Der 1982 geborene Kläger war zunächst bis zum 16.08.2016 bei der Beklagten aufgrund des Bezugs von Arbeitslosengeld II pflichtversichertes Mitglied. Ab dem 17.08.2016 bestand eine beitragspflichtige obligatorische Anschlussversicherung. Mit Schreiben vom 13.10.2016 teilte die Beklagte dem Kläger dies mit. Gleichzeitig übersandte sie ihm den Fragebogen zur Versicherung bei obligatorischer Anschlussversicherung. Mit Schreiben vom 04.11.2016 übersandte die Beklagte dem Kläger auch den Einkommensfragebogen mit der Bitte, diesen ausgefüllt zurückzusenden.

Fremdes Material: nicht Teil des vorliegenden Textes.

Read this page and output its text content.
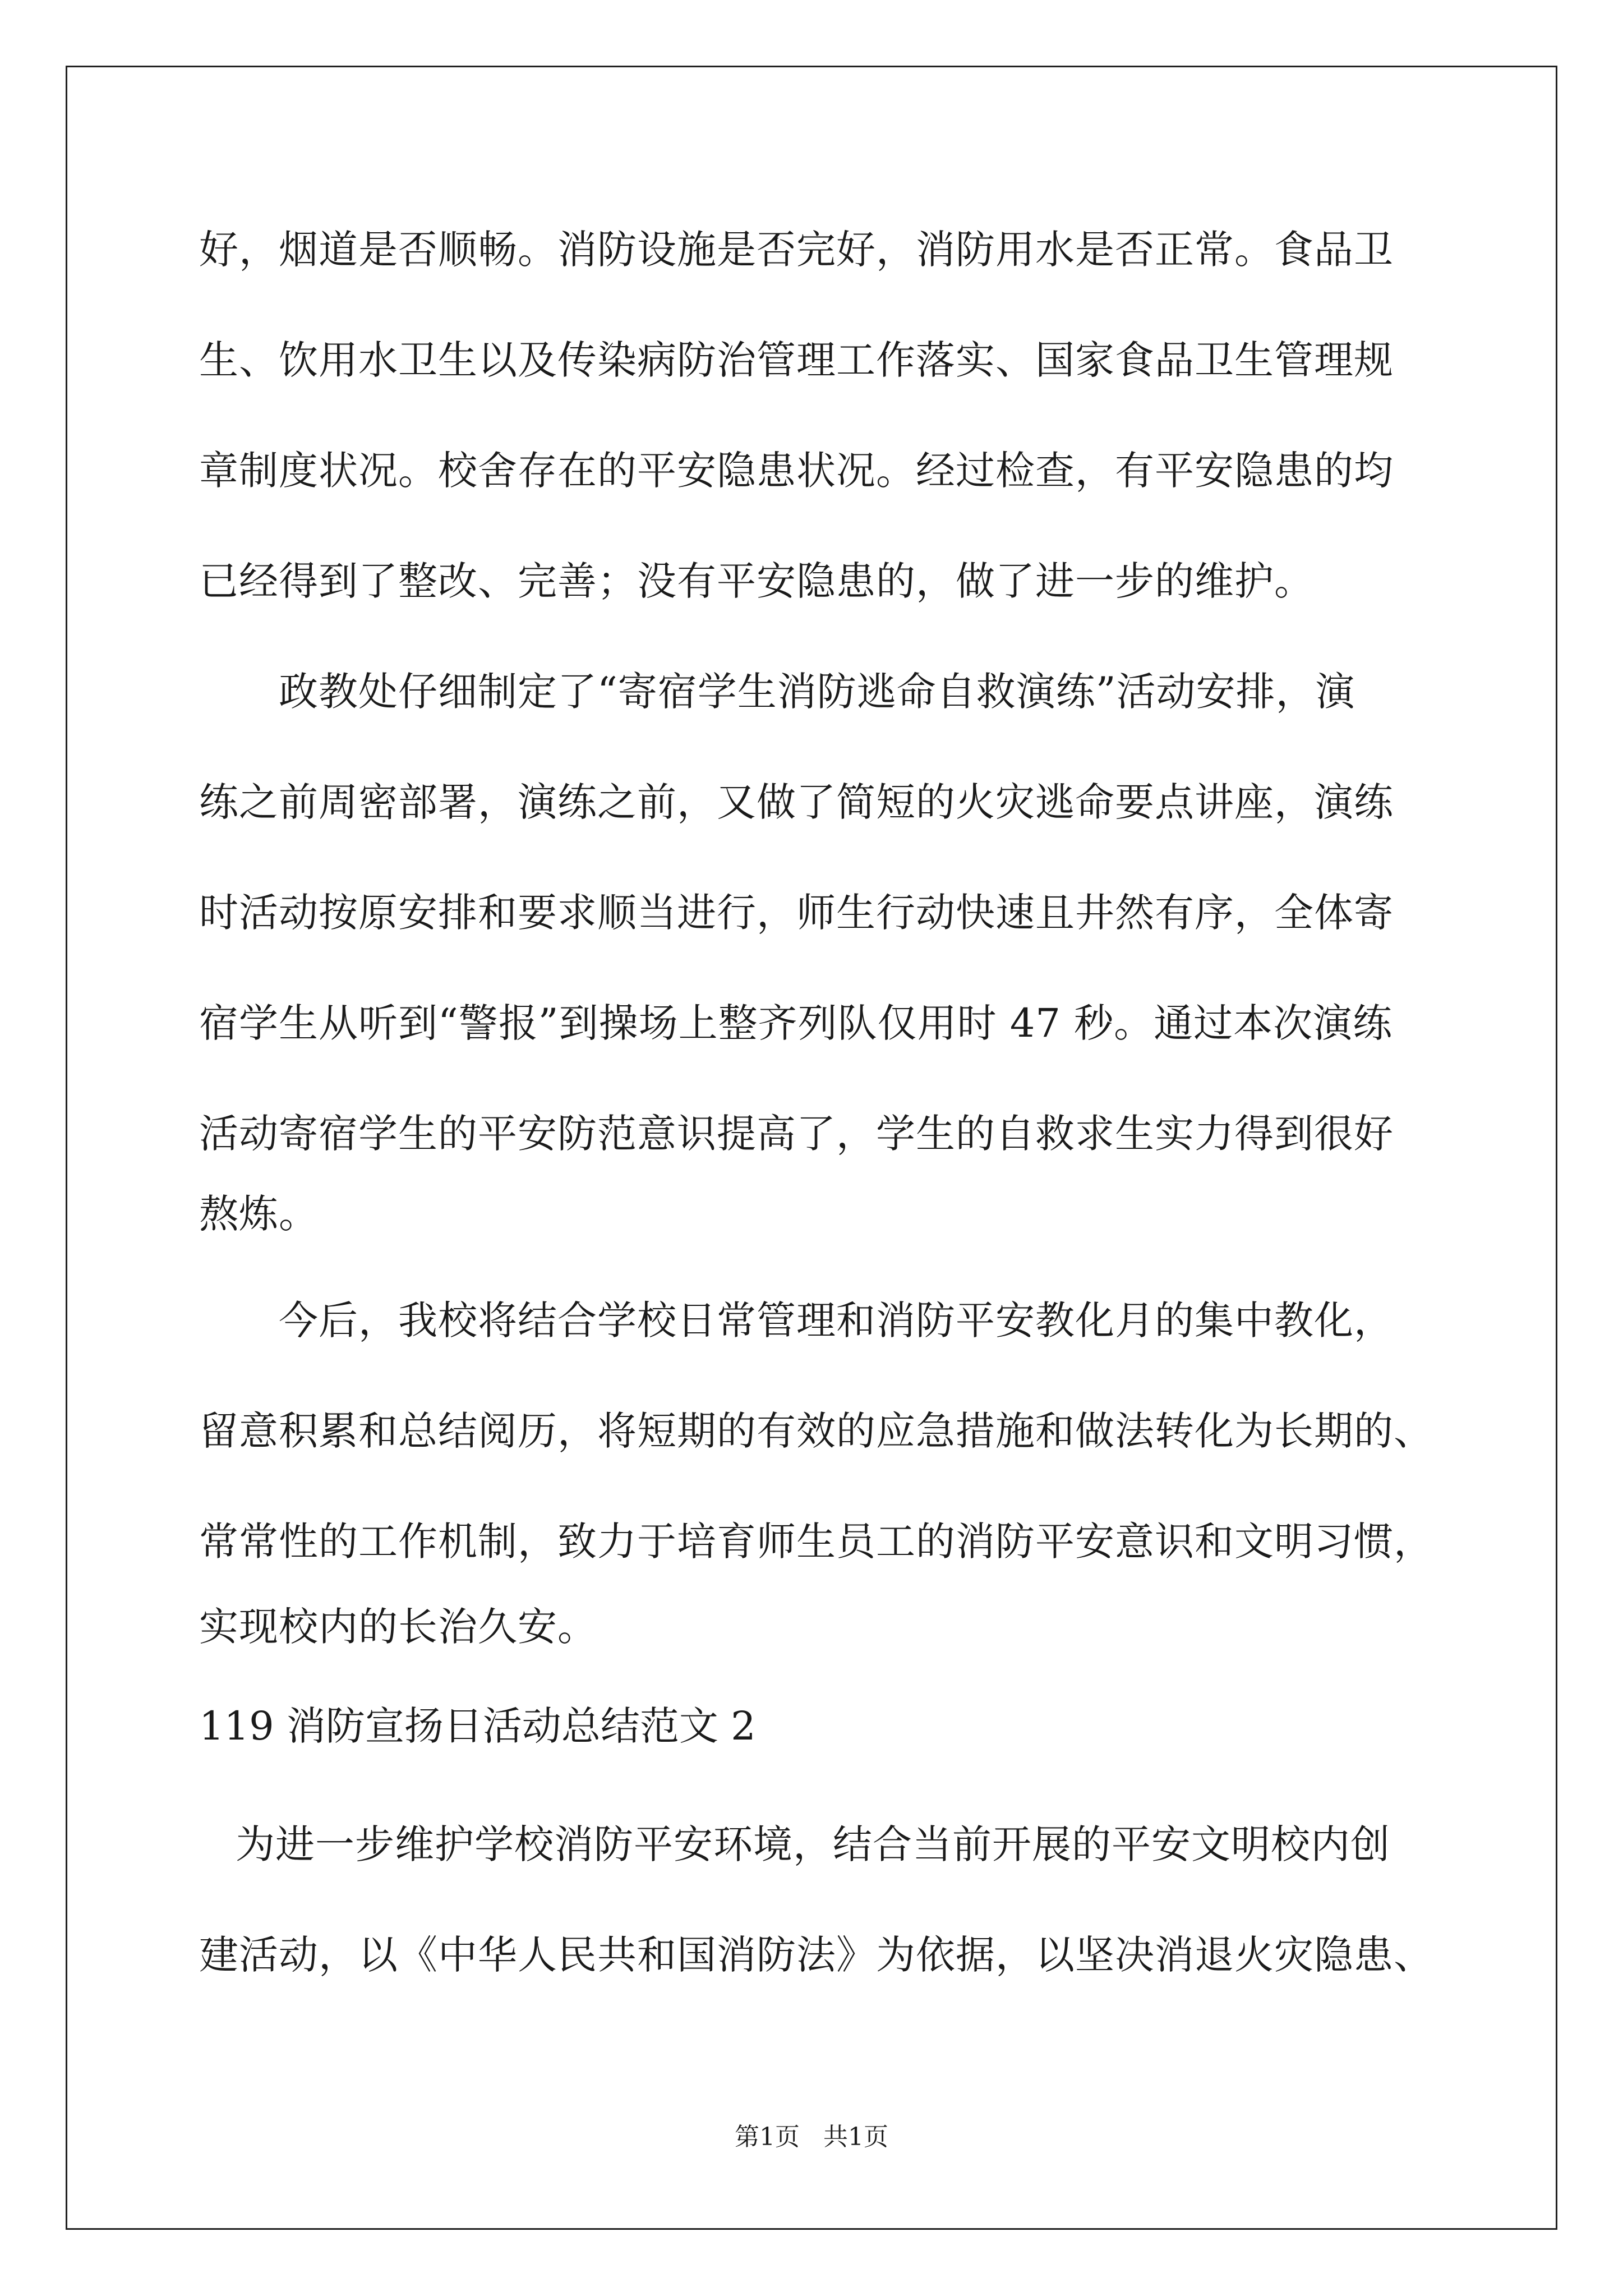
好，烟道是否顺畅。消防设施是否完好，消防用水是否正常。食品卫

生、饮用水卫生以及传染病防治管理工作落实、国家食品卫生管理规

章制度状况。校舍存在的平安隐患状况。经过检查，有平安隐患的均

已经得到了整改、完善；没有平安隐患的，做了进一步的维护。

政教处仔细制定了“寄宿学生消防逃命自救演练”活动安排，演

练之前周密部署，演练之前，又做了简短的火灾逃命要点讲座，演练

时活动按原安排和要求顺当进行，师生行动快速且井然有序，全体寄

宿学生从听到“警报”到操场上整齐列队仅用时 47 秒。通过本次演练

活动寄宿学生的平安防范意识提高了，学生的自救求生实力得到很好

熬炼。

今后，我校将结合学校日常管理和消防平安教化月的集中教化，

留意积累和总结阅历，将短期的有效的应急措施和做法转化为长期的、

常常性的工作机制，致力于培育师生员工的消防平安意识和文明习惯，

实现校内的长治久安。

119 消防宣扬日活动总结范文 2

为进一步维护学校消防平安环境，结合当前开展的平安文明校内创

建活动，以《中华人民共和国消防法》为依据，以坚决消退火灾隐患、

第1页   共1页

Gleichzeitig teilte sie ihm für den Fall, dass er die erbetenen Angaben nicht innerhalb von zwei Wochen nach Erhalt des Schreibens machen werde, den von ihr dann festzusetzenden Höchstbeitragssatz mit. Angaben zu seinem Einkommen machte der Kläger in der Folgezeit nicht. Mit Bescheid vom 02.12.2016 teilte die Beklagte dem Kläger mit, dass sie die Beiträge ab dem 17.08.2016 auf Grundlage der Beitragsbemessungsgrenze berechne, da er ihr weder andere Einnahmen mitgeteilt noch Nachweise über diese vorgelegt habe. Der monatliche Beitrag betrage zur Krankenversicherung 652,58 EUR und zur Pflegeversicherung 110,18 EUR, insgesamt 762,76 EUR. Für die Zeit vom 17.08.2016 bis 30.11.2016 sei ein Betrag i.H.v. 2669,66 EUR zu zahlen. Laut Postzustellungsurkunde vom 03.12.2016 wurde der Bescheid am selben Tage in den Briefkasten des Klägers eingeworfen.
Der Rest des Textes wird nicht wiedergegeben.